- Kenox Pharmaceuticals Inc. has announced that it is now clinical manufacturing ready and has expanded its GMP analytical testing capabilities for orally inhaled and nasal drug products (OINDPs).
- The CDMO now provides integrated services including development, IVBE testing, and small-scale clinical manufacturing to support Phase I and Phase II trials.
Kenox Pharmaceuticals Inc. has announced that it is now clinical manufacturing ready and has expanded its GMP analytical testing capabilities for orally inhaled and nasal drug products (OINDPs). The company said the upgrades will support innovators developing nasal and inhaled therapies by integrating development, analytical testing, and clinical manufacturing services.
Kenox operates as a contract development and manufacturing organization (CDMO) focused on OINDPs and ophthalmic drug products. The company provides development, GMP testing, and contract manufacturing services designed to support programs progressing toward clinical trials.

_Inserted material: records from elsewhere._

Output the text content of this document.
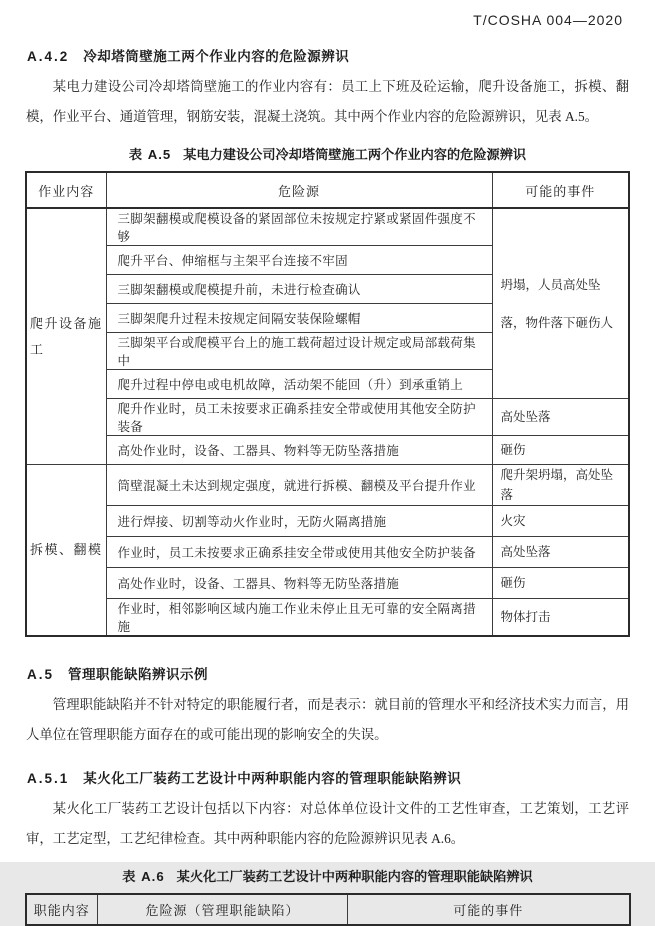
T/COSHA 004—2020
A.4.2 冷却塔筒壁施工两个作业内容的危险源辨识

某电力建设公司冷却塔筒壁施工的作业内容有：员工上下班及砼运输，爬升设备施工，拆模、翻模，作业平台、通道管理，钢筋安装，混凝土浇筑。其中两个作业内容的危险源辨识，见表 A.5。

表 A.5 某电力建设公司冷却塔筒壁施工两个作业内容的危险源辨识
作业内容	危险源	可能的事件
爬升设备施工	三脚架翻模或爬模设备的紧固部位未按规定拧紧或紧固件强度不够	坍塌，人员高处坠落，物件落下砸伤人
	爬升平台、伸缩框与主架平台连接不牢固	
	三脚架翻模或爬模提升前，未进行检查确认	
	三脚架爬升过程未按规定间隔安装保险螺帽	
	三脚架平台或爬模平台上的施工载荷超过设计规定或局部载荷集中	
	爬升过程中停电或电机故障，活动架不能回（升）到承重销上	
	爬升作业时，员工未按要求正确系挂安全带或使用其他安全防护装备	高处坠落
	高处作业时，设备、工器具、物料等无防坠落措施	砸伤
拆模、翻模	筒壁混凝土未达到规定强度，就进行拆模、翻模及平台提升作业	爬升架坍塌，高处坠落
	进行焊接、切割等动火作业时，无防火隔离措施	火灾
	作业时，员工未按要求正确系挂安全带或使用其他安全防护装备	高处坠落
	高处作业时，设备、工器具、物料等无防坠落措施	砸伤
	作业时，相邻影响区域内施工作业未停止且无可靠的安全隔离措施	物体打击
A.5 管理职能缺陷辨识示例

管理职能缺陷并不针对特定的职能履行者，而是表示：就目前的管理水平和经济技术实力而言，用人单位在管理职能方面存在的或可能出现的影响安全的失误。

A.5.1 某火化工厂装药工艺设计中两种职能内容的管理职能缺陷辨识

某火化工厂装药工艺设计包括以下内容：对总体单位设计文件的工艺性审查，工艺策划，工艺评审，工艺定型，工艺纪律检查。其中两种职能内容的危险源辨识见表 A.6。

表 A.6 某火化工厂装药工艺设计中两种职能内容的管理职能缺陷辨识
职能内容	危险源（管理职能缺陷）	可能的事件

“Our goal has always been to help partners reach the clinic faster and with greater confidence.”
Sitaram Velaga, Founder, President, and CEO of Kenox Pharmaceuticals Inc.
Kenox supports small-scale fill–finish operations for small molecules, peptides, and biologics, with batch sizes ranging from hundreds to a few thousand units. According to the company, these capabilities are designed to support Phase I and Phase II clinical studies.
The company’s services include formulation development, analytical testing, in vitro bioequivalence (IVBE) studies, and regulatory support for products such as nebulizers, nasal sprays, soft mist inhalers, and dry powder inhalers. Kenox said these capabilities are intended to provide an integrated development and clinical supply platform for inhaled and nasal drug programs.